Helped by that splendid effort, as well as tie for 12th in The Masters and finishing eighth in The Open, MacIntyre secured ninth spot in the Race to Dubai.
“My highest-finish yet,” he said of that effort, which saw him become the first Scot since Paul Lawrie in 2012 to end up in the top 10. “If I can keep doing that, the years are getting better and better.”
Yet, in being as honest as ever, MacIntyre admitted that his mood changed considerably to how he felt after slumping to an 82 in the final round of the Portugal Masters in the third last event of the European Tour campaign.
“Portugal was obviously the lowest of the lows for me,” said the left-hander. “It’s the worst I’ve ever felt coming away from a golf tournament and it was a case of should I go to Dubai or come home and just throw in the towel for the year.
“I spoke to a lot of people, went to the airport and was just feeling absolutely horrific. Then I got to Dubai and we put everything aside.
“Obviously I’d just started working with Stuart [Morgan, his new performance coach] and we’ve been working hard on certain things and even he said, ‘look Bob, just let’s shut everything out, speak to the people you need to speak to and, other than that, just go back to simple life.
“‘Throw my stuff out the window, throw Davy’s (coach David Burns) stuff out the window, throw stuff that Stoddy (manager Iain Stoddart) wanted me to do out the window, throw stuff my mum wanted me to do out the window. Let’s go back to playing golf because you love to play golf’.
“It’s amazing how simple I made things. I was just turning up, doing a little bit of practice, playing, disappearing and doing it over and over again. It just frees the mind.”
That was evident as the 2019 European Tour Rookie of the Year produced some of his best golf of the season on the demanding Earth Course at Jumeirah Golf Estates, where he also enjoyed one of his best putting weeks of the year.
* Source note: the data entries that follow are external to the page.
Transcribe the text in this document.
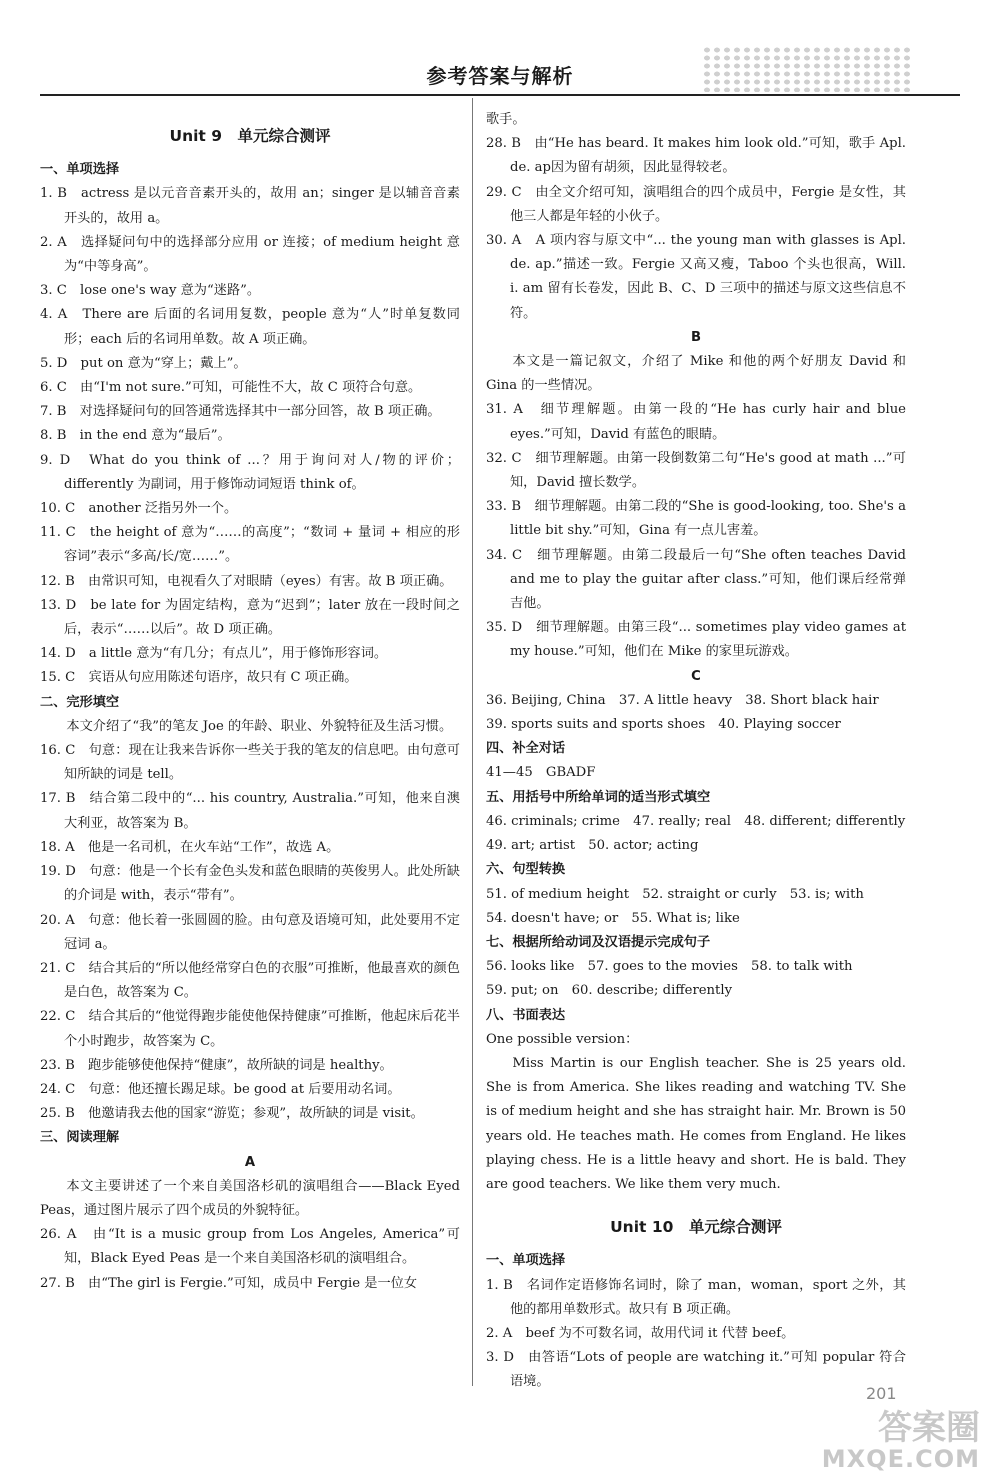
参考答案与解析
Unit 9　单元综合测评
一、单项选择
1. B　actress 是以元音音素开头的，故用 an；singer 是以辅音音素开头的，故用 a。
2. A　选择疑问句中的选择部分应用 or 连接；of medium height 意为“中等身高”。
3. C　lose one's way 意为“迷路”。
4. A　There are 后面的名词用复数，people 意为“人”时单复数同形；each 后的名词用单数。故 A 项正确。
5. D　put on 意为“穿上；戴上”。
6. C　由“I'm not sure.”可知，可能性不大，故 C 项符合句意。
7. B　对选择疑问句的回答通常选择其中一部分回答，故 B 项正确。
8. B　in the end 意为“最后”。
9. D　What do you think of ...？用于询问对人/物的评价；differently 为副词，用于修饰动词短语 think of。
10. C　another 泛指另外一个。
11. C　the height of 意为“……的高度”；“数词 + 量词 + 相应的形容词”表示“多高/长/宽……”。
12. B　由常识可知，电视看久了对眼睛（eyes）有害。故 B 项正确。
13. D　be late for 为固定结构，意为“迟到”；later 放在一段时间之后，表示“……以后”。故 D 项正确。
14. D　a little 意为“有几分；有点儿”，用于修饰形容词。
15. C　宾语从句应用陈述句语序，故只有 C 项正确。
二、完形填空
本文介绍了“我”的笔友 Joe 的年龄、职业、外貌特征及生活习惯。
16. C　句意：现在让我来告诉你一些关于我的笔友的信息吧。由句意可知所缺的词是 tell。
17. B　结合第二段中的“... his country, Australia.”可知，他来自澳大利亚，故答案为 B。
18. A　他是一名司机，在火车站“工作”，故选 A。
19. D　句意：他是一个长有金色头发和蓝色眼睛的英俊男人。此处所缺的介词是 with，表示“带有”。
20. A　句意：他长着一张圆圆的脸。由句意及语境可知，此处要用不定冠词 a。
21. C　结合其后的“所以他经常穿白色的衣服”可推断，他最喜欢的颜色是白色，故答案为 C。
22. C　结合其后的“他觉得跑步能使他保持健康”可推断，他起床后花半个小时跑步，故答案为 C。
23. B　跑步能够使他保持“健康”，故所缺的词是 healthy。
24. C　句意：他还擅长踢足球。be good at 后要用动名词。
25. B　他邀请我去他的国家“游览；参观”，故所缺的词是 visit。
三、阅读理解
A
本文主要讲述了一个来自美国洛杉矶的演唱组合——Black Eyed Peas，通过图片展示了四个成员的外貌特征。
26. A　由“It is a music group from Los Angeles, America”可知，Black Eyed Peas 是一个来自美国洛杉矶的演唱组合。
27. B　由“The girl is Fergie.”可知，成员中 Fergie 是一位女
歌手。
28. B　由“He has beard. It makes him look old.”可知，歌手 Apl. de. ap因为留有胡须，因此显得较老。
29. C　由全文介绍可知，演唱组合的四个成员中，Fergie 是女性，其他三人都是年轻的小伙子。
30. A　A 项内容与原文中“... the young man with glasses is Apl. de. ap.”描述一致。Fergie 又高又瘦，Taboo 个头也很高，Will. i. am 留有长卷发，因此 B、C、D 三项中的描述与原文这些信息不符。
B
本文是一篇记叙文，介绍了 Mike 和他的两个好朋友 David 和 Gina 的一些情况。
31. A　细节理解题。由第一段的“He has curly hair and blue eyes.”可知，David 有蓝色的眼睛。
32. C　细节理解题。由第一段倒数第二句“He's good at math ...”可知，David 擅长数学。
33. B　细节理解题。由第二段的“She is good-looking, too. She's a little bit shy.”可知，Gina 有一点儿害羞。
34. C　细节理解题。由第二段最后一句“She often teaches David and me to play the guitar after class.”可知，他们课后经常弹吉他。
35. D　细节理解题。由第三段“... sometimes play video games at my house.”可知，他们在 Mike 的家里玩游戏。
C
36. Beijing, China　37. A little heavy　38. Short black hair
39. sports suits and sports shoes　40. Playing soccer
四、补全对话
41—45　GBADF
五、用括号中所给单词的适当形式填空
46. criminals; crime　47. really; real　48. different; differently
49. art; artist　50. actor; acting
六、句型转换
51. of medium height　52. straight or curly　53. is; with
54. doesn't have; or　55. What is; like
七、根据所给动词及汉语提示完成句子
56. looks like　57. goes to the movies　58. to talk with
59. put; on　60. describe; differently
八、书面表达
One possible version：
Miss Martin is our English teacher. She is 25 years old. She is from America. She likes reading and watching TV. She is of medium height and she has straight hair. Mr. Brown is 50 years old. He teaches math. He comes from England. He likes playing chess. He is a little heavy and short. He is bald. They are good teachers. We like them very much.
Unit 10　单元综合测评
一、单项选择
1. B　名词作定语修饰名词时，除了 man，woman，sport 之外，其他的都用单数形式。故只有 B 项正确。
2. A　beef 为不可数名词，故用代词 it 代替 beef。
3. D　由答语“Lots of people are watching it.”可知 popular 符合语境。
201
答案圈
MXQE.COM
“I’m learning every time I go out. Not just me, but also Mike [Thomson, his caddie] is learning as much as I am,” he added. “There are little things we’re trying to move forward with. There’s been some great work done over the past two weeks.
“It’s probably been the biggest step in the right direction in the space of two weeks that I’ve ever had. I was just playing golf, which is what I love doing, and it’s just a massive confidence boost. My head was calm. You could speak to Mike and that’s probably the calmest I’ve been on a golf course in a year and a half working with him.
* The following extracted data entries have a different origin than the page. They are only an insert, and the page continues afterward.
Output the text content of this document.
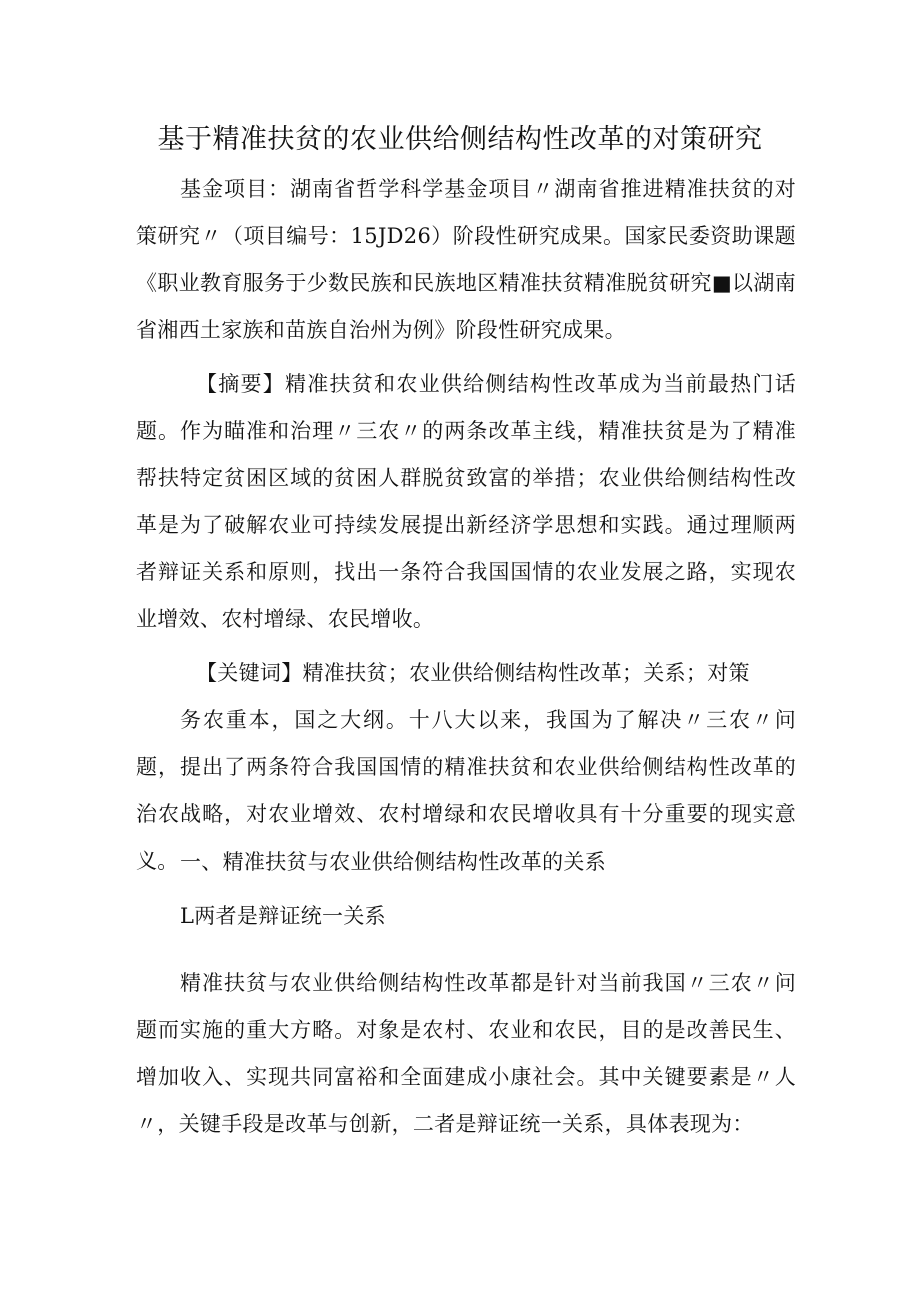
基于精准扶贫的农业供给侧结构性改革的对策研究

基金项目：湖南省哲学科学基金项目〃湖南省推进精准扶贫的对策研究〃（项目编号：15JD26）阶段性研究成果。国家民委资助课题《职业教育服务于少数民族和民族地区精准扶贫精准脱贫研究■以湖南省湘西土家族和苗族自治州为例》阶段性研究成果。

【摘要】精准扶贫和农业供给侧结构性改革成为当前最热门话题。作为瞄准和治理〃三农〃的两条改革主线，精准扶贫是为了精准帮扶特定贫困区域的贫困人群脱贫致富的举措；农业供给侧结构性改革是为了破解农业可持续发展提出新经济学思想和实践。通过理顺两者辩证关系和原则，找出一条符合我国国情的农业发展之路，实现农业增效、农村增绿、农民增收。

【关键词】精准扶贫；农业供给侧结构性改革；关系；对策

务农重本，国之大纲。十八大以来，我国为了解决〃三农〃问题，提出了两条符合我国国情的精准扶贫和农业供给侧结构性改革的治农战略，对农业增效、农村增绿和农民增收具有十分重要的现实意义。 一、精准扶贫与农业供给侧结构性改革的关系

L两者是辩证统一关系

精准扶贫与农业供给侧结构性改革都是针对当前我国〃三农〃问题而实施的重大方略。对象是农村、农业和农民，目的是改善民生、增加收入、实现共同富裕和全面建成小康社会。其中关键要素是〃人〃，关键手段是改革与创新，二者是辩证统一关系，具体表现为：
“On Sunday, I had a wobble for two holes (dropping three shots), but that’s to be expected because I knew it (his chance of winning) had got away. But, other than that, that is the best attitude I’ve had on a golf course and, if I can have a good attitude every week, who knows what I can do.”
MacIntyre, who has jumped to 55th in the world rankings on the back of his strong sign off, will start his 2020 DP World Tour campaign in the Alfred Dunhill Championship at Leopard Creek in South Africa in a fortnight’s time.
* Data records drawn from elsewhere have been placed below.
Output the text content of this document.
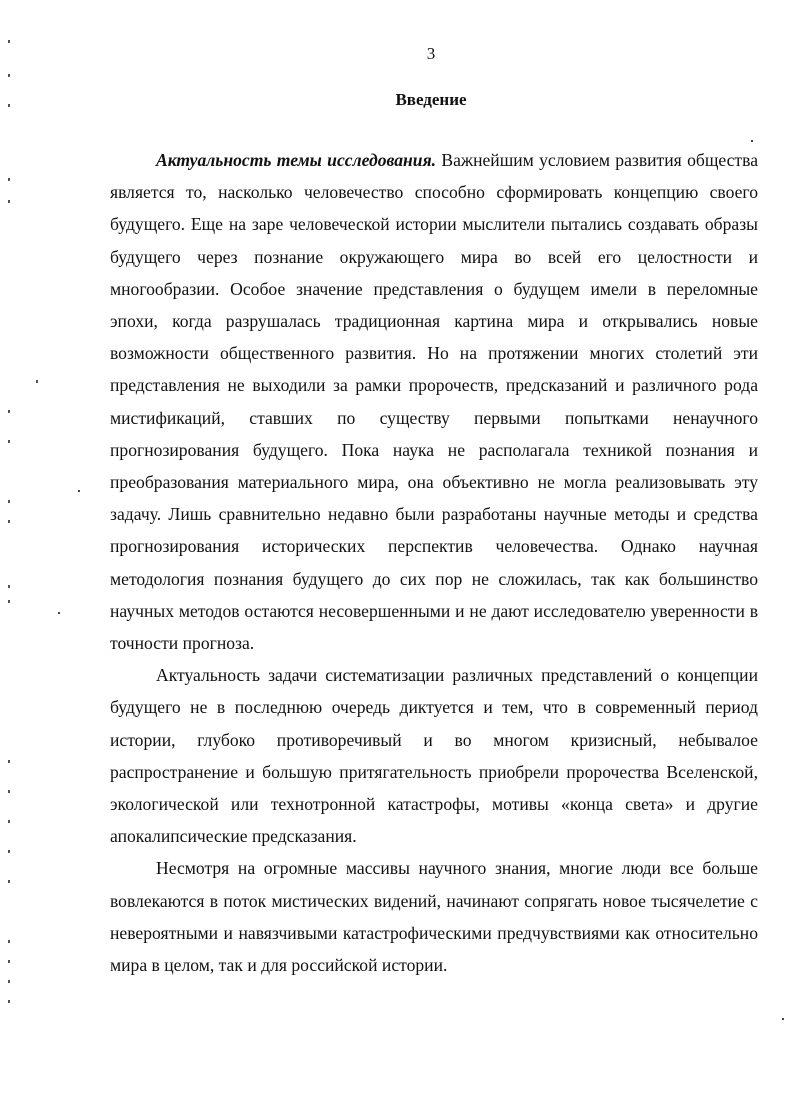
3
Введение

Актуальность темы исследования. Важнейшим условием развития общества является то, насколько человечество способно сформировать концепцию своего будущего. Еще на заре человеческой истории мыслители пытались создавать образы будущего через познание окружающего мира во всей его целостности и многообразии. Особое значение представления о будущем имели в переломные эпохи, когда разрушалась традиционная картина мира и открывались новые возможности общественного развития. Но на протяжении многих столетий эти представления не выходили за рамки пророчеств, предсказаний и различного рода мистификаций, ставших по существу первыми попытками ненаучного прогнозирования будущего. Пока наука не располагала техникой познания и преобразования материального мира, она объективно не могла реализовывать эту задачу. Лишь сравнительно недавно были разработаны научные методы и средства прогнозирования исторических перспектив человечества. Однако научная методология познания будущего до сих пор не сложилась, так как большинство научных методов остаются несовершенными и не дают исследователю уверенности в точности прогноза.

Актуальность задачи систематизации различных представлений о концепции будущего не в последнюю очередь диктуется и тем, что в современный период истории, глубоко противоречивый и во многом кризисный, небывалое распространение и большую притягательность приобрели пророчества Вселенской, экологической или технотронной катастрофы, мотивы «конца света» и другие апокалипсические предсказания.

Несмотря на огромные массивы научного знания, многие люди все больше вовлекаются в поток мистических видений, начинают сопрягать новое тысячелетие с невероятными и навязчивыми катастрофическими предчувствиями как относительно мира в целом, так и для российской истории.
“I’d have loved to have played this week and next week,” he said of the Joburg Open and the SA Open, “but I need time off. My body needs to recover and I need to spend time with family and friends.
“Leopard Creek is a great one to throw in there. “It’s one of my favourite places in the world and I’m playing great. The scoring is always difficult there, which suits me perfectly.
“If I took a longer time off, I’d probably throw the clubs away for three or four weeks then get back to it and that’s too long. When you are playing as good as I am, I don’t want to do that and let something go that’s sitting right there for me when I am playing well.”
After a short break over the festive period, he’ll start the new calendar year in the two Rolex Series events in Abu Dhabi and Dubai before turning his attention to some PGA Tour events in the build up to The Masters in April.
“The biggest thing I’ve learned this year is that I can compete at the top, top table of world golf. That’s it,” he declared.
Referring to topping a group that included then world No 1 Dustin Johnson, he went on: “The WGC MatchPlay was the biggest reason for that. At The Open, I felt like I had a chance to win it on Sunday. Then I got on to the 14th and hit a poor tee shot there, but that’s by the by.
“At The Masters, I felt like I had a great chance of finishing in the top five coming down the last four holes. It didn’t quite happen but we were there or thereabouts. I had the most birdies of anyone there that week.
‘So I feel like there’s so much to take from this year. But knowing I can compete at the top table at any given time is probably the biggest thing.”